Building looks back over the major events that helped to create the most extraordinary construction project the capital has ever seen

Friday’s Olympic opening ceremony is set to be viewed by four billion people across the globe. It marks the culmination of seven years of incredible hard work, not just by the athletes set to take part, but by the organisers and the construction firms that have made the £9.3bn Games possible. Building has been covering the mammoth project since the moment International Olympics Committee president Jacques Rogge awarded the Games to London in 2005.

We have pulled together 12 key construction moments, without which Friday’s ceremony would not be taking place. Today we look at the first two of these before revealing more tomorrow - look out for the full 12 key moments in Friday’s feature in print and online.

July 2005

Winning the bid, and the legacy promise

No one who was in Trafalgar Square on 6 July 2005, or saw the announcement on television, is likely to forget the eruption of joy that followed the awarding of the 2012 Olympics to the UK. It was a joy shared in the boardrooms of major UK construction firms: share prices soared on the day of the win. But then the harsh reality was felt by those who had come up with the £3.2bn bid. The decision was won on a promise to deliver regeneration - now that promise had to become reality.

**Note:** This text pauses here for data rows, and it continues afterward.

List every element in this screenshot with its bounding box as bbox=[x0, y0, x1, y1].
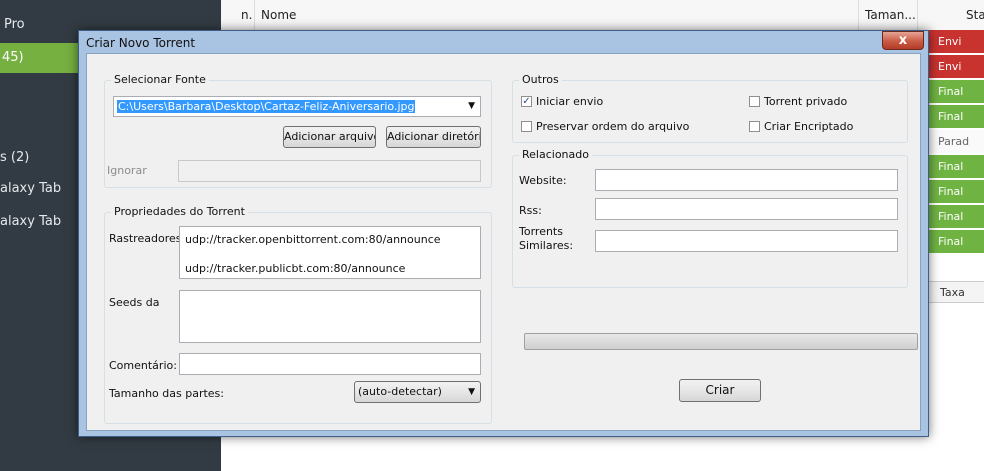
related-group-title: Relacionado bbox=[519, 148, 592, 161]
similar-torrents-input[interactable] bbox=[595, 230, 898, 252]
piece-size-select[interactable]: (auto-detectar) ▼ bbox=[354, 381, 481, 403]
tracker-line: udp://tracker.publicbt.com:80/announce bbox=[185, 262, 406, 275]
private-torrent-label[interactable]: Torrent privado bbox=[764, 95, 847, 108]
seeds-textarea[interactable] bbox=[179, 290, 481, 343]
chevron-down-icon: ▼ bbox=[468, 387, 475, 397]
trackers-label: Rastreadores: bbox=[109, 232, 186, 245]
column-number[interactable]: n. bbox=[221, 0, 255, 30]
rss-label: Rss: bbox=[519, 204, 542, 217]
piece-size-value: (auto-detectar) bbox=[358, 385, 442, 398]
preserve-order-label[interactable]: Preservar ordem do arquivo bbox=[536, 120, 689, 133]
start-seeding-checkbox[interactable]: ✓ bbox=[521, 96, 532, 107]
create-encrypted-label[interactable]: Criar Encriptado bbox=[764, 120, 853, 133]
sidebar-item-galaxy-tab-2[interactable]: alaxy Tab bbox=[0, 207, 61, 237]
similar-torrents-label-line1: Torrents bbox=[519, 225, 563, 238]
rss-input[interactable] bbox=[595, 198, 898, 220]
column-size[interactable]: Taman... bbox=[859, 0, 918, 30]
dialog-body: Selecionar Fonte C:\Users\Barbara\Deskto… bbox=[86, 53, 921, 431]
seeds-label: Seeds da bbox=[109, 296, 160, 309]
tracker-line: udp://tracker.openbittorrent.com:80/anno… bbox=[185, 233, 441, 246]
comment-input[interactable] bbox=[179, 353, 481, 375]
preserve-order-checkbox[interactable] bbox=[521, 121, 532, 132]
progress-bar bbox=[524, 333, 918, 350]
others-group: Outros bbox=[512, 73, 908, 143]
ignore-label: Ignorar bbox=[107, 164, 147, 177]
source-group-title: Selecionar Fonte bbox=[111, 73, 209, 86]
others-group-title: Outros bbox=[519, 73, 562, 86]
piece-size-label: Tamanho das partes: bbox=[109, 387, 224, 400]
ignore-input[interactable] bbox=[178, 160, 481, 182]
private-torrent-checkbox[interactable] bbox=[749, 96, 760, 107]
start-seeding-label[interactable]: Iniciar envio bbox=[536, 95, 603, 108]
column-status[interactable]: Sta bbox=[918, 0, 984, 30]
trackers-textarea[interactable]: udp://tracker.openbittorrent.com:80/anno… bbox=[179, 226, 481, 279]
create-button[interactable]: Criar bbox=[679, 379, 761, 402]
source-path-value: C:\Users\Barbara\Desktop\Cartaz-Feliz-An… bbox=[117, 100, 416, 113]
website-label: Website: bbox=[519, 174, 567, 187]
column-name[interactable]: Nome bbox=[255, 0, 859, 30]
create-torrent-dialog: Criar Novo Torrent x Selecionar Fonte C:… bbox=[78, 30, 929, 437]
source-path-combo[interactable]: C:\Users\Barbara\Desktop\Cartaz-Feliz-An… bbox=[113, 96, 481, 117]
properties-group-title: Propriedades do Torrent bbox=[111, 205, 248, 218]
add-directory-button[interactable]: Adicionar diretório bbox=[386, 126, 481, 148]
dialog-title: Criar Novo Torrent bbox=[86, 36, 196, 50]
similar-torrents-label-line2: Similares: bbox=[519, 239, 574, 252]
website-input[interactable] bbox=[595, 169, 898, 191]
chevron-down-icon[interactable]: ▼ bbox=[468, 101, 475, 111]
torrent-list-header: n. Nome Taman... Sta bbox=[221, 0, 984, 31]
sidebar-item-group[interactable]: s (2) bbox=[0, 143, 29, 173]
sidebar-item-galaxy-tab-1[interactable]: alaxy Tab bbox=[0, 174, 61, 204]
close-button[interactable]: x bbox=[882, 31, 924, 50]
create-encrypted-checkbox[interactable] bbox=[749, 121, 760, 132]
sidebar-item-pro[interactable]: Pro bbox=[0, 10, 25, 40]
add-file-button[interactable]: Adicionar arquivo bbox=[283, 126, 376, 148]
comment-label: Comentário: bbox=[109, 359, 177, 372]
close-icon: x bbox=[898, 33, 908, 48]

In January 2004 masterplanner Edaw, now part of Aecom, had published its plans for the regeneration of the Lower Lea Valley to host the Games. Its planning permission promised 9,000 homes in the area - to rigorous environmental standards and half of them affordable - a raft of major new venues, 93,000ft2 of Olympic media facilities, and a new park for London. Renewal pledges made in the winning bid included the need to determine legacy uses before constructing many of the buildings, and a commitment to employ 9,000 staff, as well as putting money into training construction workers.


November 2005


David Higgins is appointed ODA boss

The appointment of David Higgins, the former chief executive of regeneration agency English Partnerships, was the most important - and best - early decision made by then Olympics minister Tessa Jowell. Tipped for the role from soon after the Games were awarded, the relaxed Australian had impressed in turning around English Partnerships from a virtual basket case to a smooth ship in less than three years, but it was his experience at Lend Lease working on the Sydney Olympics that was most relevant.

Higgins’ most important early call was in deciding to look again at the Olympic masterplan drafted by Edaw. He saw quickly that the expansive site planned by Edaw would only add to costs that were already being forced upwards. He ordered detailed design work to be put on hold while the masterplan was reworked by Edaw, along with partners Allies
& Morrison, Arup, Atkins, Buro Happold, Foreign Office Architects and HOK Sport.

The result, announced in June 2006, was a more compact site, with the media and broadcast centre moved from Stratford City to Hackney Wick, and the velodrome moved south of the A12. Although costs were still revised upwards, the increases would have been higher without the changes.